She took a step forward, staring at the doctor as if she would read his very soul. And in the infinite pathos of the scene, Jimmy Lethbridge for the moment forgot his own suffering. Lizzie—the little slum girl—fighting for her man against something she couldn’t understand; wondering if she should trust these two strangers. Caught in a net that frightened her; fearful that they were going to harm Bill. And at the bottom of everything the wild, inarticulate terror that she was going to lose him.
“You swear it?” she muttered. “I can see ’im after yer’ve looked at ’im.”
“I swear it,” said Mainwaring gravely.
She gave a little sob. “Orl right, I believe yer on the level. You go with ’im, Bill. Perhaps ’e’ll do yer ’ead good.”
“ ’E’s queer sometimes at night,” said Lizzie, as the door closed behind Mainwaring. “Seems all dazed like.”
“Is he?” said Jimmy. “How did you find him, Lizzie?”
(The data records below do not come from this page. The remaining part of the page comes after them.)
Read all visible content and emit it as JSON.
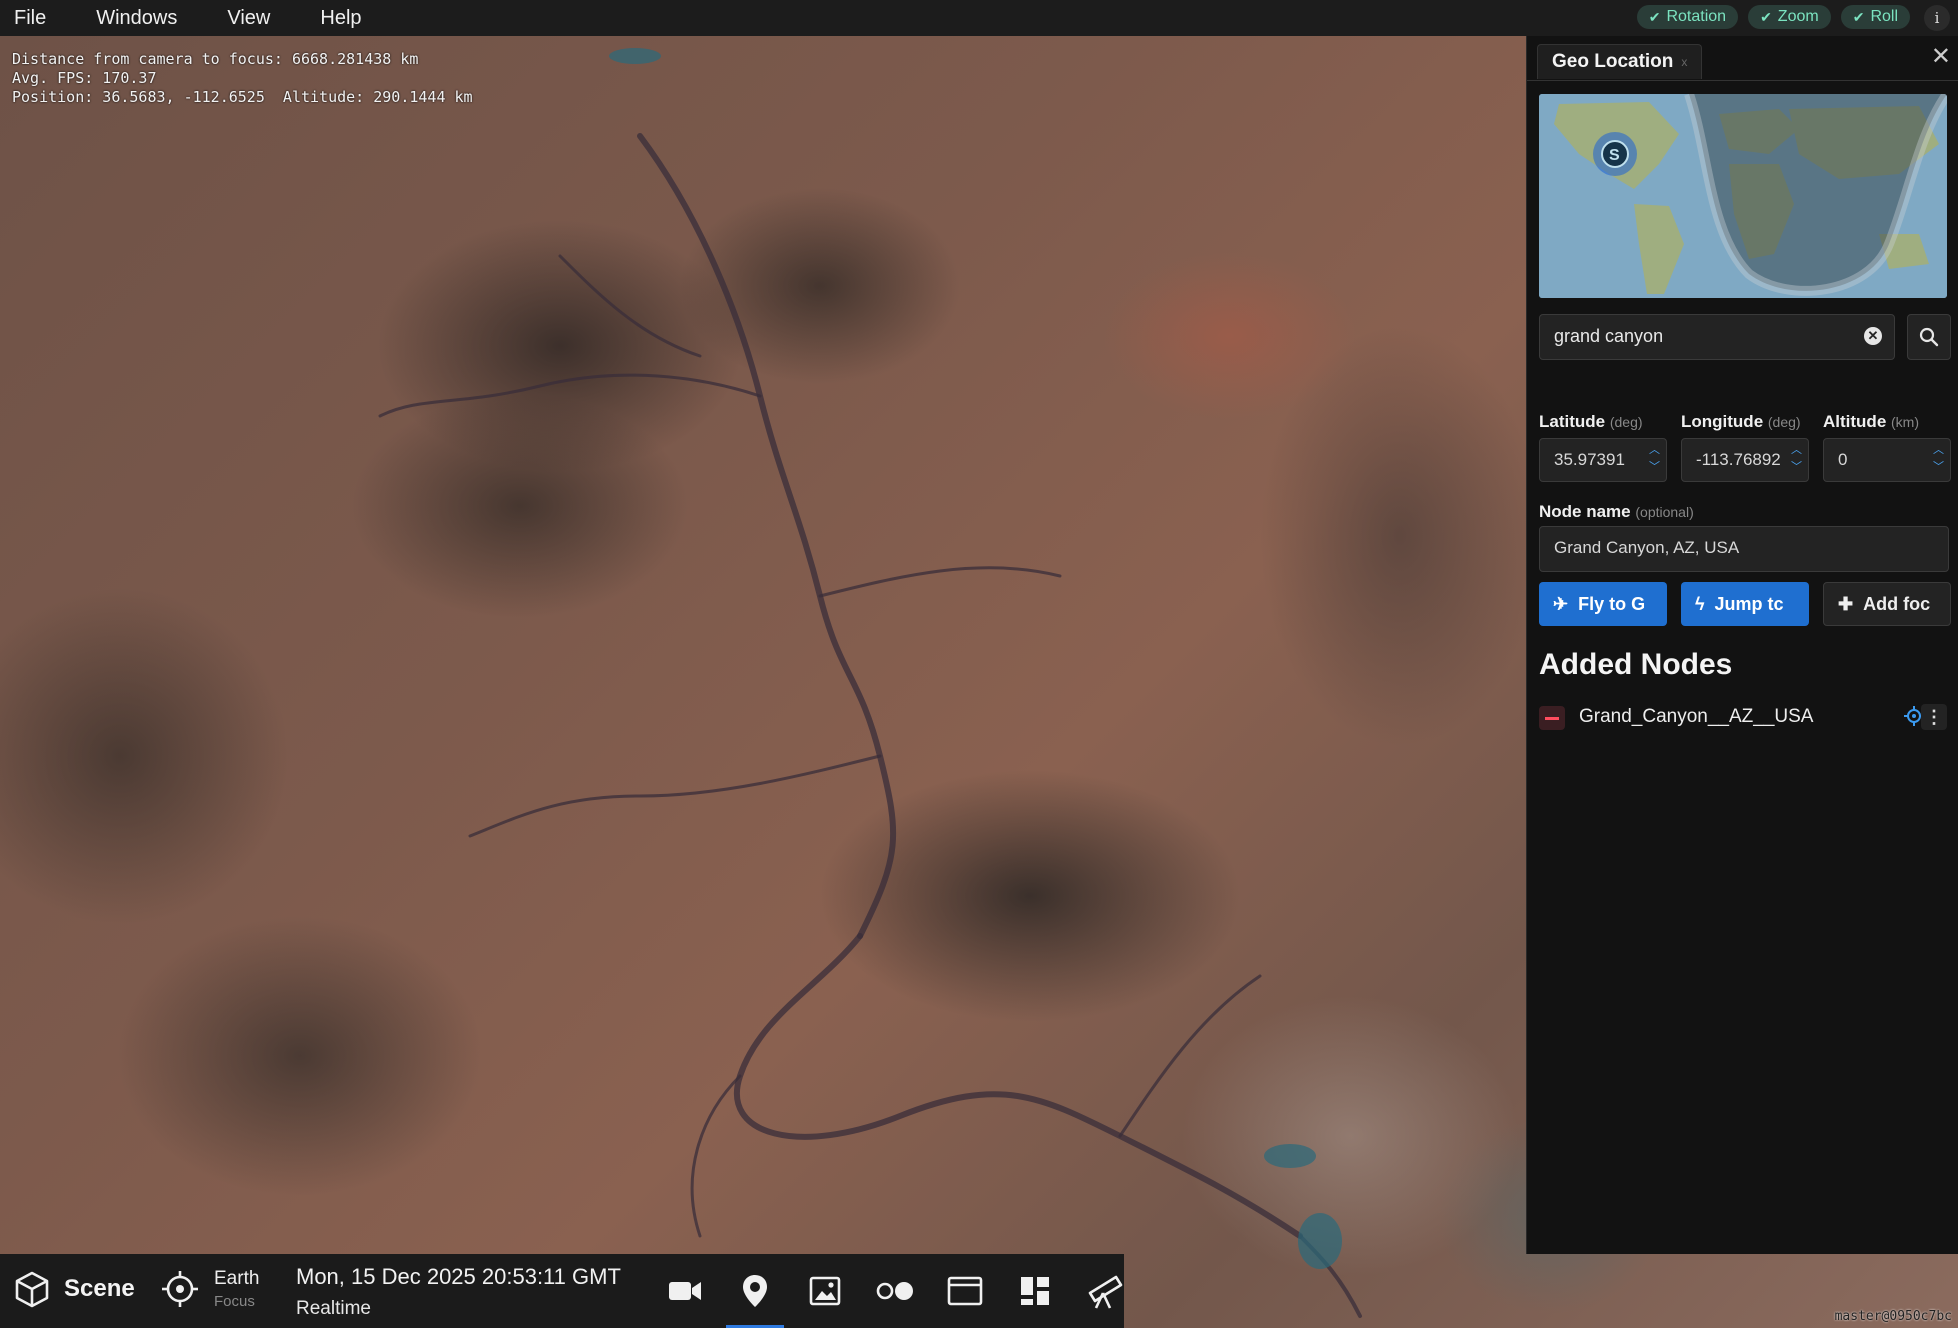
{
  "menu": {
    "items": [
      "File",
      "Windows",
      "View",
      "Help"
    ]
  },
  "toggles": [
    {
      "label": "Rotation"
    },
    {
      "label": "Zoom"
    },
    {
      "label": "Roll"
    }
  ],
  "info_icon": "i",
  "stats": {
    "distance": "Distance from camera to focus: 6668.281438 km",
    "fps": "Avg. FPS: 170.37",
    "position": "Position: 36.5683, -112.6525  Altitude: 290.1444 km"
  },
  "panel": {
    "tab_title": "Geo Location",
    "tab_close": "x",
    "search_value": "grand canyon",
    "latitude": {
      "label": "Latitude",
      "unit": "(deg)",
      "value": "35.97391"
    },
    "longitude": {
      "label": "Longitude",
      "unit": "(deg)",
      "value": "-113.76892"
    },
    "altitude": {
      "label": "Altitude",
      "unit": "(km)",
      "value": "0"
    },
    "node_name": {
      "label": "Node name",
      "hint": "(optional)",
      "value": "Grand Canyon, AZ, USA"
    },
    "buttons": {
      "fly": "Fly to G",
      "jump": "Jump tc",
      "add": "Add foc"
    },
    "added_nodes_title": "Added Nodes",
    "added_nodes": [
      {
        "name": "Grand_Canyon__AZ__USA"
      }
    ]
  },
  "bottombar": {
    "scene_label": "Scene",
    "focus_name": "Earth",
    "focus_label": "Focus",
    "datetime": "Mon, 15 Dec 2025 20:53:11 GMT",
    "time_mode": "Realtime"
  },
  "version": "master@0950c7bc",
  "colors": {
    "accent": "#1f6fd0",
    "toggle_text": "#7be3c0",
    "remove": "#ff4d5e"
  }
}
“ ’E was wandering round—didn’t know nuthing about ’imself,” she answered. “And I took ’im in—and looked after ’im, I did. Saved and pinched a bit, ’ere and there—and then we’ve the barrel-organ. And we’ve been so ’appy, mister—so ’appy. Course ’e’s a bit queer, and ’e don’t remember nuthing—but ’e’s orl right if ’e don’t get ’is ’eadaches. And when ’e does, I gets rid of them. I jest puts ’is ’ead on me lap and strokes ’is forehead—and they goes after a while. Sometimes ’e goes to sleep when I’m doing it—and I stops there till ’e wakes again with the ’ead gone. Yer see, I understands ’im. ’E’s ’appy with me.”
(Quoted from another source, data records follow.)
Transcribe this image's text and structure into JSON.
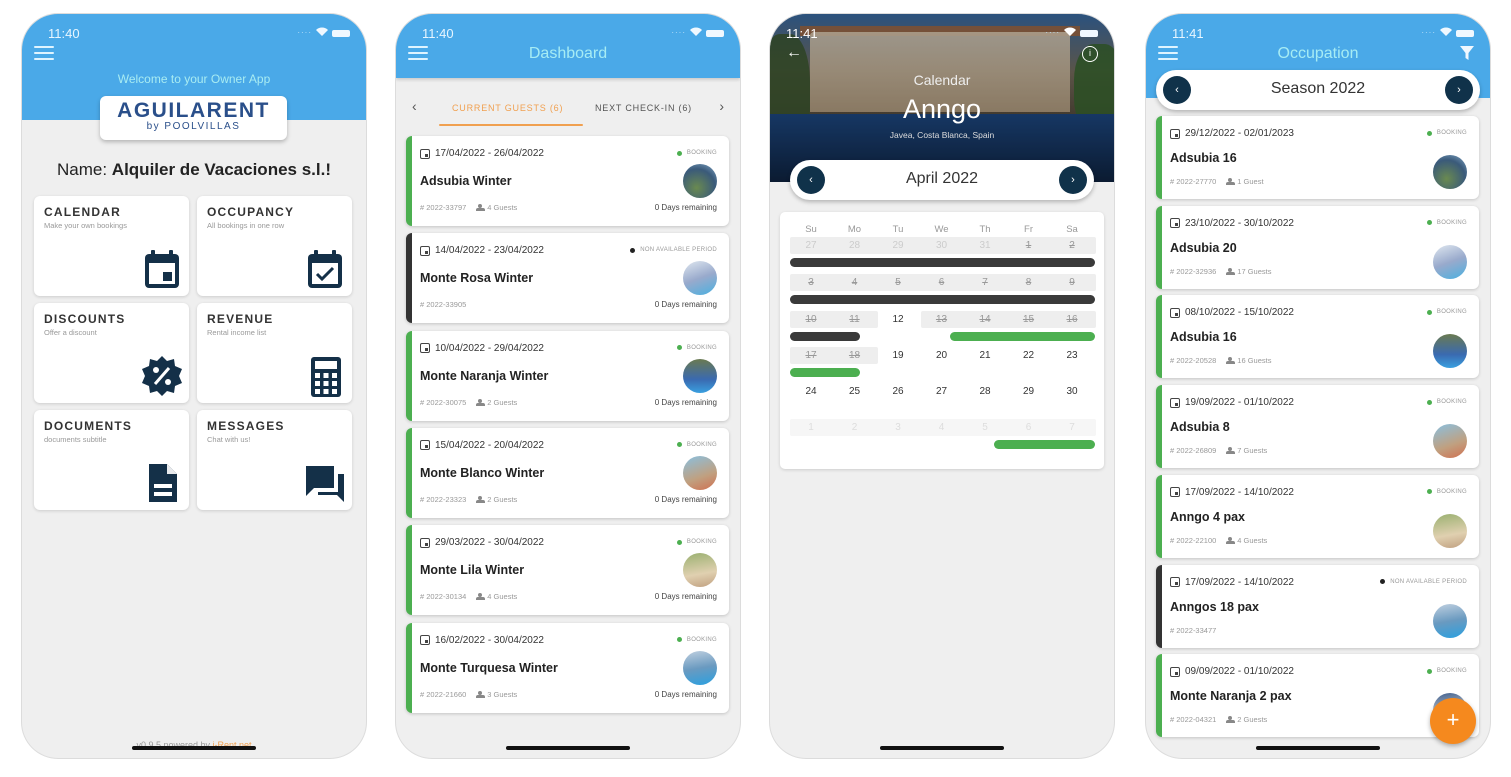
{
  "colors": {
    "header_blue": "#4aa9e8",
    "booking_green": "#4caf50",
    "nap_dark": "#333333",
    "accent_orange": "#f0a050",
    "fab_orange": "#f5891e",
    "nav_dark": "#10324a"
  },
  "home": {
    "time": "11:40",
    "welcome": "Welcome to your Owner App",
    "logo_main": "AGUILARENT",
    "logo_sub": "by POOLVILLAS",
    "name_label": "Name:",
    "name_value": "Alquiler de Vacaciones s.l.!",
    "tiles": [
      {
        "title": "CALENDAR",
        "subtitle": "Make your own bookings",
        "icon": "calendar-icon"
      },
      {
        "title": "OCCUPANCY",
        "subtitle": "All bookings in one row",
        "icon": "calendar-check-icon"
      },
      {
        "title": "DISCOUNTS",
        "subtitle": "Offer a discount",
        "icon": "discount-badge-icon"
      },
      {
        "title": "REVENUE",
        "subtitle": "Rental income list",
        "icon": "calculator-icon"
      },
      {
        "title": "DOCUMENTS",
        "subtitle": "documents subtitle",
        "icon": "document-icon"
      },
      {
        "title": "MESSAGES",
        "subtitle": "Chat with us!",
        "icon": "chat-icon"
      }
    ],
    "footer_version": "v0.9.5 powered by ",
    "footer_link": "i-Rent.net"
  },
  "dashboard": {
    "time": "11:40",
    "title": "Dashboard",
    "tabs": [
      {
        "label": "CURRENT GUESTS (6)",
        "active": true
      },
      {
        "label": "NEXT CHECK-IN (6)",
        "active": false
      }
    ],
    "prev_arrow": "‹",
    "next_arrow": "›",
    "bookings": [
      {
        "dates": "17/04/2022 - 26/04/2022",
        "status": "BOOKING",
        "name": "Adsubia Winter",
        "ref": "# 2022-33797",
        "guests": "4 Guests",
        "remaining": "0 Days remaining"
      },
      {
        "dates": "14/04/2022 - 23/04/2022",
        "status": "NON AVAILABLE PERIOD",
        "name": "Monte Rosa Winter",
        "ref": "# 2022-33905",
        "guests": "",
        "remaining": "0 Days remaining"
      },
      {
        "dates": "10/04/2022 - 29/04/2022",
        "status": "BOOKING",
        "name": "Monte Naranja Winter",
        "ref": "# 2022-30075",
        "guests": "2 Guests",
        "remaining": "0 Days remaining"
      },
      {
        "dates": "15/04/2022 - 20/04/2022",
        "status": "BOOKING",
        "name": "Monte Blanco Winter",
        "ref": "# 2022-23323",
        "guests": "2 Guests",
        "remaining": "0 Days remaining"
      },
      {
        "dates": "29/03/2022 - 30/04/2022",
        "status": "BOOKING",
        "name": "Monte Lila Winter",
        "ref": "# 2022-30134",
        "guests": "4 Guests",
        "remaining": "0 Days remaining"
      },
      {
        "dates": "16/02/2022 - 30/04/2022",
        "status": "BOOKING",
        "name": "Monte Turquesa Winter",
        "ref": "# 2022-21660",
        "guests": "3 Guests",
        "remaining": "0 Days remaining"
      }
    ]
  },
  "calendar": {
    "time": "11:41",
    "caption": "Calendar",
    "property": "Anngo",
    "location": "Javea, Costa Blanca, Spain",
    "month": "April 2022",
    "weekdays": [
      "Su",
      "Mo",
      "Tu",
      "We",
      "Th",
      "Fr",
      "Sa"
    ],
    "weeks": [
      [
        "27",
        "28",
        "29",
        "30",
        "31",
        "1",
        "2"
      ],
      [
        "3",
        "4",
        "5",
        "6",
        "7",
        "8",
        "9"
      ],
      [
        "10",
        "11",
        "12",
        "13",
        "14",
        "15",
        "16"
      ],
      [
        "17",
        "18",
        "19",
        "20",
        "21",
        "22",
        "23"
      ],
      [
        "24",
        "25",
        "26",
        "27",
        "28",
        "29",
        "30"
      ],
      [
        "1",
        "2",
        "3",
        "4",
        "5",
        "6",
        "7"
      ]
    ]
  },
  "occupation": {
    "time": "11:41",
    "title": "Occupation",
    "season": "Season 2022",
    "fab_label": "+",
    "bookings": [
      {
        "dates": "29/12/2022 - 02/01/2023",
        "status": "BOOKING",
        "name": "Adsubia 16",
        "ref": "# 2022-27770",
        "guests": "1 Guest"
      },
      {
        "dates": "23/10/2022 - 30/10/2022",
        "status": "BOOKING",
        "name": "Adsubia 20",
        "ref": "# 2022-32936",
        "guests": "17 Guests"
      },
      {
        "dates": "08/10/2022 - 15/10/2022",
        "status": "BOOKING",
        "name": "Adsubia 16",
        "ref": "# 2022-20528",
        "guests": "16 Guests"
      },
      {
        "dates": "19/09/2022 - 01/10/2022",
        "status": "BOOKING",
        "name": "Adsubia 8",
        "ref": "# 2022-26809",
        "guests": "7 Guests"
      },
      {
        "dates": "17/09/2022 - 14/10/2022",
        "status": "BOOKING",
        "name": "Anngo 4 pax",
        "ref": "# 2022-22100",
        "guests": "4 Guests"
      },
      {
        "dates": "17/09/2022 - 14/10/2022",
        "status": "NON AVAILABLE PERIOD",
        "name": "Anngos 18 pax",
        "ref": "# 2022-33477",
        "guests": ""
      },
      {
        "dates": "09/09/2022 - 01/10/2022",
        "status": "BOOKING",
        "name": "Monte Naranja 2 pax",
        "ref": "# 2022-04321",
        "guests": "2 Guests"
      }
    ]
  }
}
She was staring at the photograph—a pathetic little figure in her tawdry finery—and for a moment Jimmy couldn’t speak. It had to be done; he had to do it—but it felt rather like killing a wounded bird with a sledge-hammer—except that it wouldn’t be so quick.
“He’s a great brain surgeon, Lizzie—the gentleman with Bill,” he said at length, and the girl turned round and watched him gravely. “And he thinks that an operation might cure him and give him back his memory.”
“So that ’e’d know ’e was an orficer?” whispered the girl.